Marvin Raeburn

Personal information
- Date of birth: March 7, 1975 (age 50)
- Place of birth: Scarborough, Tobago, Trinidad and Tobago
- Height: 5 ft 6 in (1.68 m)
- Position(s): Midfielder

Senior career*
- Years: Team / Apps / (Gls)
- 1998: Raleigh Flyers / 14 / (4)
- 1999: Atlanta Silverbacks / 15 / (1)
- 2001–2002: Morvant Caledonia United
- 2003: Metro Lions

International career
- 1995–1996: Trinidad and Tobago / 2 / (1)

= Marvin Raeburn =

Trinidad and Tobago footballer

Marvin Raeburn (born March 7, 1975) is a Trinidadian former footballer.

== Playing career ==
Raeburn played in the USISL A-League in 1998 with Raleigh Flyers.
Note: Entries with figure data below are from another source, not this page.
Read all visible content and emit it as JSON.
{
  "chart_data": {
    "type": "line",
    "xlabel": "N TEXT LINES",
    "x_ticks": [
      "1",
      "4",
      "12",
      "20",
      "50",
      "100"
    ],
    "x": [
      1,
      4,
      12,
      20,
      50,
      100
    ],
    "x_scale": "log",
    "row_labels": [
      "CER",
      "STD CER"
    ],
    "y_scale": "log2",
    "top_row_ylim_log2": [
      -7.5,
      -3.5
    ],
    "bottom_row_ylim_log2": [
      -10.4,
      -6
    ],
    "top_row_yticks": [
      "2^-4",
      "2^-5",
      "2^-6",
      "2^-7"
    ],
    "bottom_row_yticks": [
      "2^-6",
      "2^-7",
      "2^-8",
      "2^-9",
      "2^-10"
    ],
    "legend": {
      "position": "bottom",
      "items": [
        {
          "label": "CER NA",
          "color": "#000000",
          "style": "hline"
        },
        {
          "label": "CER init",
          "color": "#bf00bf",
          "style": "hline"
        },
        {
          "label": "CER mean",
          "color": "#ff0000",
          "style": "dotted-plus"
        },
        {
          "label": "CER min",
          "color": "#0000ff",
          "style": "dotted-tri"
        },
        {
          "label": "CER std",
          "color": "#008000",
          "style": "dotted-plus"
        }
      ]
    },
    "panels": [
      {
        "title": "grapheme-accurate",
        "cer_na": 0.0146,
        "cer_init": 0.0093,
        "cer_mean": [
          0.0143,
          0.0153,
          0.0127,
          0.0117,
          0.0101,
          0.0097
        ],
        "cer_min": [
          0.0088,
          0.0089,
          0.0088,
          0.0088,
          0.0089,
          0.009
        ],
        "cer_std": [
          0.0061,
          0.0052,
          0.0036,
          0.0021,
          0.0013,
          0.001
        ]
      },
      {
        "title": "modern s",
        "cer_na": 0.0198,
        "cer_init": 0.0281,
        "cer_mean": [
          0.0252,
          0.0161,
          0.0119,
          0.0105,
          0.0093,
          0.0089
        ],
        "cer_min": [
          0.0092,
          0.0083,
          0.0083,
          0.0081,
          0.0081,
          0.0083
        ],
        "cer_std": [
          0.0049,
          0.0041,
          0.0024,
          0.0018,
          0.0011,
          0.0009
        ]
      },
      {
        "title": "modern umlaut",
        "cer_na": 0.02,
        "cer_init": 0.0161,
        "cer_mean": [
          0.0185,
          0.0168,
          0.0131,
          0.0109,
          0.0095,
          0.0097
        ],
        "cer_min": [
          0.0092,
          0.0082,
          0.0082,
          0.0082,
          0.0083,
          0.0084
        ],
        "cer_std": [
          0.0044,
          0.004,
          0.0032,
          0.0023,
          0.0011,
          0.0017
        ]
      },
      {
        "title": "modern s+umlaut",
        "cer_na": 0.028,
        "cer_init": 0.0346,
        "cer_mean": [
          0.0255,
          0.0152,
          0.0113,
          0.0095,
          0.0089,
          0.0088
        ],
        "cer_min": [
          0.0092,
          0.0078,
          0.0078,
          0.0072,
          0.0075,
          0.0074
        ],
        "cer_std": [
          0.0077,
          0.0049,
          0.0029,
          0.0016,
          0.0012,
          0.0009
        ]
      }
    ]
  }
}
In 1999, he was traded to the Atlanta Silverbacks, and in 2001 he played in the TT Pro League with Morvant Caledonia United. He played abroad for the second time in 2003 with the Metro Lions in the Canadian Professional Soccer League.

== International career ==
Raeburn made his debut for the Trinidad and Tobago national football team on February 15, 1995, against Finland, where he recorded his first goal in a 2-1 victory. He made his final appearance for the national team in a friendly match on March 21, 1996, against Colombia.